Art therapy myth #2: Art therapy is for artists with mental illness

 

When mental health practitioners have sent me referrals, they have often qualified those treatment requests with the statement “He’s / She’s really good at art.” This is not altogether a bad thing. It tells me that the client is less likely to go through that initial rejection phase, when I often hear “I can’t draw”, or “I wish I could draw”. It’s as if those clients who “can’t draw” are rejecting this type of intervention before discovering what it’s all about.

 

So I’ve learned to follow up that statement with “Well, what do you mean by “art”, exactly?” People who are technically skilled and experienced with an aesthetically pleasing “Bob Ross-ian” idea of artmaking are often very surprised when they walk into my studio. Instead of the “I can’t draw” protests, I am sometimes confronted with clients who get upset when I won’t teach them anything.

 

Art therapy is not art instruction. It is not entertainment or a hobby. It is a form of psychotherapy. Although artists are welcome to become clients, these sessions will not train you in how to become a better artist. The art therapist’s role is not to judge your work, or to advise you on how to improve your technical skill. These sessions are designed to give you the skills and the insight to ultimately become a better, more integrated YOU.

 

At its base level, art therapy is all about your personal creation of lines, shapes, images and symbols in a safe, non-judgmental environment. No one is going to critique your work. No one is going to see your work unless you decide to show it. Your work will not be displayed for public viewing. Artwork that you create in session, like any other output in a clinical session, is kept confidential. Despite the “art” in the name, you don’t need to be an artist, or even to have any creative experience, training or self perceived talent to be a client of this type of therapy. Contrary to popular belief, putting marks on paper isn’t necessarily the same thing as drawing by the western world’s concept of “fine art”. As a therapist, I would not ask a client to do anything that was outside of his skill range. Generally, putting marks on paper is not outside of the average client’s fine motor ability. We will not be producing masterpieces in our sessions. In fact, we don’t have to produce anything at all. You get to decide what you want to do with the art materials.

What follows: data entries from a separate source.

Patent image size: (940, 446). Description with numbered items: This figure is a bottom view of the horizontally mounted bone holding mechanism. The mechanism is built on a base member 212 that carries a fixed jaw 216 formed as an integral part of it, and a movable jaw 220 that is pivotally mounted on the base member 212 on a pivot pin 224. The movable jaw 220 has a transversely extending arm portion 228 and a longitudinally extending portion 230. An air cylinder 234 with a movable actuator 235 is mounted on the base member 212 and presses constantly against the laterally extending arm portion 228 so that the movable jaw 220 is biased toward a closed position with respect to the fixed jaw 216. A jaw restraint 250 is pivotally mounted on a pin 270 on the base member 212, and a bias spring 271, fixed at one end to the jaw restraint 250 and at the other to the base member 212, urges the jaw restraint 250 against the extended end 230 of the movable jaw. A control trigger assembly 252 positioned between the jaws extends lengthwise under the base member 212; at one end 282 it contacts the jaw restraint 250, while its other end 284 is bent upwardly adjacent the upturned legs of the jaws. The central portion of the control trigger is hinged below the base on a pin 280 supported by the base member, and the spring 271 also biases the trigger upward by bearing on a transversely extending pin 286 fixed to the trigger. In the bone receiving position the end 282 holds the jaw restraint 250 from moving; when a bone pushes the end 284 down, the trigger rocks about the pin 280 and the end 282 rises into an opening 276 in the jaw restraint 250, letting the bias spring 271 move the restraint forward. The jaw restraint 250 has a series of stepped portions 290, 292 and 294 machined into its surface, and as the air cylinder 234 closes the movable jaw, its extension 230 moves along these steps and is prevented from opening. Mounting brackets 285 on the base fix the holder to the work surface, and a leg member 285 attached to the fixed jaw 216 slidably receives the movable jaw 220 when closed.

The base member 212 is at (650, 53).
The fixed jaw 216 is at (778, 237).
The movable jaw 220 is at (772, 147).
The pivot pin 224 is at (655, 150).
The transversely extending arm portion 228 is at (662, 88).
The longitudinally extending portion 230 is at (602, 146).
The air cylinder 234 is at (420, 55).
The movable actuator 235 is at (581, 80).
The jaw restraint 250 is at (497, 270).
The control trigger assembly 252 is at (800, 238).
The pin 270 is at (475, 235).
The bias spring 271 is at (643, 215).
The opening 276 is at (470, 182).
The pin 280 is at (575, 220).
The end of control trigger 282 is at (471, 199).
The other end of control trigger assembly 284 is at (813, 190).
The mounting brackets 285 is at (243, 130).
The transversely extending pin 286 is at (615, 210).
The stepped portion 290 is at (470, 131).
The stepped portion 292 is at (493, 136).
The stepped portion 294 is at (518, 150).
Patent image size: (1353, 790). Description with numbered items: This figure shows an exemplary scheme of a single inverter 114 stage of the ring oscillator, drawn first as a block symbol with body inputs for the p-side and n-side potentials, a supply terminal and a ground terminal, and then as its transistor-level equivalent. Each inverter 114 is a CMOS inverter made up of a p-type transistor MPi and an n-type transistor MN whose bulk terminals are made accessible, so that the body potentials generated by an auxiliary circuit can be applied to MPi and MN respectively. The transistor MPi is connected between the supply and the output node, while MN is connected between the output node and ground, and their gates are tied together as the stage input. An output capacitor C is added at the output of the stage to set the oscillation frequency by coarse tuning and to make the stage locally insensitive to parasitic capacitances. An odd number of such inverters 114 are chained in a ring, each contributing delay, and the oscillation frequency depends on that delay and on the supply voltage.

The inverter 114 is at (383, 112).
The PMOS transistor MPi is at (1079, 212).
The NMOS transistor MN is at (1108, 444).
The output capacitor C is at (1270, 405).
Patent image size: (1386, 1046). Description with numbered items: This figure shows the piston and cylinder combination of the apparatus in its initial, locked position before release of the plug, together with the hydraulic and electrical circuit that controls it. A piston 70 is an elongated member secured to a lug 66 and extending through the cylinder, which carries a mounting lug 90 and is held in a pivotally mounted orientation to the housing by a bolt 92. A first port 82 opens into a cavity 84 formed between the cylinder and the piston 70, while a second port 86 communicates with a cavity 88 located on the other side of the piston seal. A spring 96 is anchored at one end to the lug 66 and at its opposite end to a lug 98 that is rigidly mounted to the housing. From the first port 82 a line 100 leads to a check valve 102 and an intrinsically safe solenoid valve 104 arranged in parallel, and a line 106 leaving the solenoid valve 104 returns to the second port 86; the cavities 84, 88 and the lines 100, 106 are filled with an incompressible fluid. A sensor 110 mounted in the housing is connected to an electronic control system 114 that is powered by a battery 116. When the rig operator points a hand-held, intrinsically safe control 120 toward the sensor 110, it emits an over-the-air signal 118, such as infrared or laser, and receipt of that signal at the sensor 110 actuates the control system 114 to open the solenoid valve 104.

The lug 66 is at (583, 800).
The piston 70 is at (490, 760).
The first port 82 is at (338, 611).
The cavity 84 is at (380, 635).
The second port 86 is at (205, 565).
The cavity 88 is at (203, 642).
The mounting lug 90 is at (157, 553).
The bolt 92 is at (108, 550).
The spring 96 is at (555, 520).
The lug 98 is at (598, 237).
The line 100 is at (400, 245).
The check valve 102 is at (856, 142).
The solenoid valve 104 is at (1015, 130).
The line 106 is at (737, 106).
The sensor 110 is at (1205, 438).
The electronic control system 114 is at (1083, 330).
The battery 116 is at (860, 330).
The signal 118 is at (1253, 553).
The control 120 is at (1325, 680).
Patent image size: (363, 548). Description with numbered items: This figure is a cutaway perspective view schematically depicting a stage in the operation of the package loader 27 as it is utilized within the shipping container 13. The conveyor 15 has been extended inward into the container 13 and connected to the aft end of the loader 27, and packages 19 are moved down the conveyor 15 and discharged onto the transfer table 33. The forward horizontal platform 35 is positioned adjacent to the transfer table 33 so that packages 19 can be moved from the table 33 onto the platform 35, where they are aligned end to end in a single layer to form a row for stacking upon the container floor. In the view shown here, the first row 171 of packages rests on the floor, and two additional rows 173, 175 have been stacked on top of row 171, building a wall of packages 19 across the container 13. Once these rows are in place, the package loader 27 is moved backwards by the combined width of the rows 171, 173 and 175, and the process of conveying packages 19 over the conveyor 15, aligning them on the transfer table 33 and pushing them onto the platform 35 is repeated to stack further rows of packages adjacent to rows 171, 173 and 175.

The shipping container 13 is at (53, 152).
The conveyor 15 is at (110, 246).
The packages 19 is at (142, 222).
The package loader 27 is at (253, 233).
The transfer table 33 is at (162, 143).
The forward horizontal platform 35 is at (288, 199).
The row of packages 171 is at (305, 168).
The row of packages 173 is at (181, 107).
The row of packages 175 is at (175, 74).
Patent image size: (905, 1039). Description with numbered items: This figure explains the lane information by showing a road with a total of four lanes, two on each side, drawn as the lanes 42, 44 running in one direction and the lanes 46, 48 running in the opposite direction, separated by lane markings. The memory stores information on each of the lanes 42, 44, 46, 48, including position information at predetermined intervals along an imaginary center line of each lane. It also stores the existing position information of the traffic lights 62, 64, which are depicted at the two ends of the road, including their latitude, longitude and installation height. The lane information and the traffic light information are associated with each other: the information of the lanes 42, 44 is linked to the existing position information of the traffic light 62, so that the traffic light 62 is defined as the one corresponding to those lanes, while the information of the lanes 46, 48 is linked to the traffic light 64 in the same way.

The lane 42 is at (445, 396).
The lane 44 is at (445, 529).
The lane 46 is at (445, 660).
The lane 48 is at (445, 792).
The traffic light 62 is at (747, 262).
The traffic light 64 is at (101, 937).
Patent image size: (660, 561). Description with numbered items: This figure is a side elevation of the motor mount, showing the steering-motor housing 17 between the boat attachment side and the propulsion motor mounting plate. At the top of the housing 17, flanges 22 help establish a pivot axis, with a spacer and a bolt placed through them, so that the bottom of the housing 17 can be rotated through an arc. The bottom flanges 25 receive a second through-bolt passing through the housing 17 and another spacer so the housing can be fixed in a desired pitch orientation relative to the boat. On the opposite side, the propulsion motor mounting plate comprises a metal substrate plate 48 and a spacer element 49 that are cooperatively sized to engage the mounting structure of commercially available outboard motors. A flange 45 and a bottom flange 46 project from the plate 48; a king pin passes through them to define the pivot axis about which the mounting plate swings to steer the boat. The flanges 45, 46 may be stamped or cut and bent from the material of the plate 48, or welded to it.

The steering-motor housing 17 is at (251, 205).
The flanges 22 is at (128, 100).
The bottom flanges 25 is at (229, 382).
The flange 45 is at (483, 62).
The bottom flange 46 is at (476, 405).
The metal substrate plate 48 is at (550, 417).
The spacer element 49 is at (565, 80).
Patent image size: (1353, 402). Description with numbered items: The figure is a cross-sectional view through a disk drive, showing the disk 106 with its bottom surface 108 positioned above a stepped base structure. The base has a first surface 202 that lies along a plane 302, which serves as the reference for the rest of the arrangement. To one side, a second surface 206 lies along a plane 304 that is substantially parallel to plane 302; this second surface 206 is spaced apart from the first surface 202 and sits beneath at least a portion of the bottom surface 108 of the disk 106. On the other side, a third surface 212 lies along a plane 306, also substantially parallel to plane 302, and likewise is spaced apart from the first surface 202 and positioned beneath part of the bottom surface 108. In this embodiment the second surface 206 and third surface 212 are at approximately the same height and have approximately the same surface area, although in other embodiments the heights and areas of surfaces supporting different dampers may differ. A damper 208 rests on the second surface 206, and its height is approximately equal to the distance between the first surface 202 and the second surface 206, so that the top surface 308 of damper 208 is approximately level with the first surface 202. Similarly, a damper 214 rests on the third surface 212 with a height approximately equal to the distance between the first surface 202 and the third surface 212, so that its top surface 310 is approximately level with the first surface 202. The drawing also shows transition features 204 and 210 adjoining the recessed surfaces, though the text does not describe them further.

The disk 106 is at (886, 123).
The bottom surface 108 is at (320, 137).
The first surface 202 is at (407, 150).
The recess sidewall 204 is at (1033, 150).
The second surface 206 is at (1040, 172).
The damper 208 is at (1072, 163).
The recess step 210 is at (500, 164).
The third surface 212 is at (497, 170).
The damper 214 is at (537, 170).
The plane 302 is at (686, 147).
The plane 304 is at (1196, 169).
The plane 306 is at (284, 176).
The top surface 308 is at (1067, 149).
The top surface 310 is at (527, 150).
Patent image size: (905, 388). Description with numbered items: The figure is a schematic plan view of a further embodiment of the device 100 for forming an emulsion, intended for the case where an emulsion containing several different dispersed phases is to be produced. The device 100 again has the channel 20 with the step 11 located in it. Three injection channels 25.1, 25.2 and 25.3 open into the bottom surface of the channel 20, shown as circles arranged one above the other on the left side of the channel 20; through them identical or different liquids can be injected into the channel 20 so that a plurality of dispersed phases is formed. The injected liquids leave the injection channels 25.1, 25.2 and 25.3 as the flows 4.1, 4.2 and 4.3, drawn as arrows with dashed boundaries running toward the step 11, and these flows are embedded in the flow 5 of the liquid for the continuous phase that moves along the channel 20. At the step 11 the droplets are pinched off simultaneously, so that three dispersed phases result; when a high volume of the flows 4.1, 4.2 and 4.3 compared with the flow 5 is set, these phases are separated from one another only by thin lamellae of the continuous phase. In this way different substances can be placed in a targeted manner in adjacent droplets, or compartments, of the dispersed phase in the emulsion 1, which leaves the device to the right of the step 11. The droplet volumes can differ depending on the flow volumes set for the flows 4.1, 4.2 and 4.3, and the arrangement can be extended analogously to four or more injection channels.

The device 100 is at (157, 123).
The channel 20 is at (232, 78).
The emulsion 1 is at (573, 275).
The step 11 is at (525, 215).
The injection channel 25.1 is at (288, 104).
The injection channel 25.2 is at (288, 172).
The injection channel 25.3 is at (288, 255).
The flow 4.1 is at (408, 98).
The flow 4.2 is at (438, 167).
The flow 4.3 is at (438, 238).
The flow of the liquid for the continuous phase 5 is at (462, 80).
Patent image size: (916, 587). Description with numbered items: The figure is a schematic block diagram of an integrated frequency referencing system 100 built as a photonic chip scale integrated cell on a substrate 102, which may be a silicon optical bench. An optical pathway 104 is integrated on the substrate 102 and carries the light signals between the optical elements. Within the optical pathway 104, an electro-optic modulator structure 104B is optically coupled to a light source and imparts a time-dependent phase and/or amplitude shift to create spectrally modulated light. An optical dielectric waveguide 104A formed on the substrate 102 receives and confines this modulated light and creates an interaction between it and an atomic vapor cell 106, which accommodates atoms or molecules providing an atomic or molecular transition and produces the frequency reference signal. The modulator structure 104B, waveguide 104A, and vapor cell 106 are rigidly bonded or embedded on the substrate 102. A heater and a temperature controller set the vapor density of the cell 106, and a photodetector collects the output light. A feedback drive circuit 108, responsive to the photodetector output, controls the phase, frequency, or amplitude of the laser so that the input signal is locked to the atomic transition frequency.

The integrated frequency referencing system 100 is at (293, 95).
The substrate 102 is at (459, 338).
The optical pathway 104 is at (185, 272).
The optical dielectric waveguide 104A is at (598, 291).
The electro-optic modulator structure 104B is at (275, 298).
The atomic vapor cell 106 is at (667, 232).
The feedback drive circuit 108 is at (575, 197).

Having trained in psychology, counselling skills and art, the therapist will guide you through the creative process in a therapeutic way using a hand-on (instead of verbal) approach.

 

Many people – artists and non-artists – who are living with mental health issues like depression, anxiety and post traumatic stress disorder have really benefited from this intervention. But a treatment for mental illness is just one of the ways in which art therapy can be used. In fact, art therapy is more of a holistic, strengths-based approach. This means that instead of concentrating on what’s “wrong” with you, and how to “fix” you, we look at the “whole you”, including strengths and parts that you like about yourself that you may not have thought about in therapy before. Over the years, I have seen many people looking for alternative stress management techniques, looking for ways to connect with loved ones and the community, or looking to gain greater insight in themselves and their relationships – with or without a psychiatrist-defined “mental illness”. In other words, art therapy is not only about treating mental illness as such. It’s also about promoting mental health.